El fin del estado de alarma no llega porque la pandemia esté contenida. Los hospitales siguen tensionados y los niveles de transmisión son preocupantemente altos. Estamos en este escenario porque urge dar una oportunidad a la recuperación económica, para que le llegue un impulso a miles de empresas cuya supervivencia está amenazada tras meses de una actividad al trantrán. Aquí está otra vez el debate entre salud y economía. El problema es que más actividad y más interacción social, ya se sabe, implica más riesgo de contagios, y por eso hay que extremar las precauciones.

Sería injusto volver a cargar exclusivamente en la ciudadanía toda la responsabilidad que le ha faltado a muchos de sus representantes políticos. Durante los catorce meses de pandemia, el Gobierno debería haber diseñado y pactado con la oposición, como se nos anunció, un marco normativo que permitiese una desescalada más gradual, y nadie hizo nada en este sentido. Ahora el reto sigue comprometiendo a las instituciones, aunque algunas parezcan desatender del todo la gestión de la crisis, y vuelve a apelar a que la ciudadanía mantenga una actitud prudente y de respeto al virus, que aprovechará cualquier oportunidad para esparcirse y mutar. Ya hemos comprobado en otras ocasiones que en un escenario sin restricciones hay riesgo de repunte si no se gestiona bien por la población. Vamos, si cunde el desmadre como este fin de semana. 
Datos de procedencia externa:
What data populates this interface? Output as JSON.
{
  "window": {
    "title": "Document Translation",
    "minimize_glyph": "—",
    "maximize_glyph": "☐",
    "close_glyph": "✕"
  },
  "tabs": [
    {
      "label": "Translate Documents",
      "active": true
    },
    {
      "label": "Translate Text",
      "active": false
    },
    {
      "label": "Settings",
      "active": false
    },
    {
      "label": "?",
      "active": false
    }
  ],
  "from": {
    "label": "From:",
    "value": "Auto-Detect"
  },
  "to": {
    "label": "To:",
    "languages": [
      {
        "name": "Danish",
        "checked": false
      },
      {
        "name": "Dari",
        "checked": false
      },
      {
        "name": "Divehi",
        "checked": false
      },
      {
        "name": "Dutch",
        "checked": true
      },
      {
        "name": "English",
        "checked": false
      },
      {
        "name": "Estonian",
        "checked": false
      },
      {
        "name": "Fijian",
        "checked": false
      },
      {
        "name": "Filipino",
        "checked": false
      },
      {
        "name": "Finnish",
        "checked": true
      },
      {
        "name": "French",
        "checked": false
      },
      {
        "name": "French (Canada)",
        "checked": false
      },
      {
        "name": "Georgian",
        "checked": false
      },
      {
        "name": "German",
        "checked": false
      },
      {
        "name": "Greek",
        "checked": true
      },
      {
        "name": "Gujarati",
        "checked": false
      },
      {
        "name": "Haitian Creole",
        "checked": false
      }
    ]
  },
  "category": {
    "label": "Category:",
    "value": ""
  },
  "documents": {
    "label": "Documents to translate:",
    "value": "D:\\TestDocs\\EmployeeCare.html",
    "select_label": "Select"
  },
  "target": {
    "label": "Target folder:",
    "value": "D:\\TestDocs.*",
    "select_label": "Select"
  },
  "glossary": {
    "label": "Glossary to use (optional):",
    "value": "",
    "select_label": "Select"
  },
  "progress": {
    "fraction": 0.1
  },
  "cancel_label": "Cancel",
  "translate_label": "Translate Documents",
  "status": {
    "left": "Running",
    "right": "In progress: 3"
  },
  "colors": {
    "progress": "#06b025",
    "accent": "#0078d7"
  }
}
Para valorar la magnitud del desafío al que nos enfrentamos sólo hay que recordar que el pasado verano, cuando tras el gran confinamiento volvió la actividad, el ocio y las reuniones, se registraban diez veces menos de casos que ahora. Aquello acabó del modo conocido, y ahora las ansias de libertad y diversión son, como mínimo, las mismas. Hay, es cierto, una diferencia relevante respecto a entonces: tenemos vacunas y su administración ha cogido velocidad de crucero, aunque el nivel de inmunidad aún no permite grandes alborozos. Lo bueno es que los más vulnerables, los mayores, están protegidos. Por eso, la esperanza que alumbra un cercano final de la pandemia gracias a la vacunación debería servir de acicate y no como excusa para caer en triunfalismos injustificados y una relajación en los comportamientos individuales y colectivos que solo acarrearía más sufrimiento.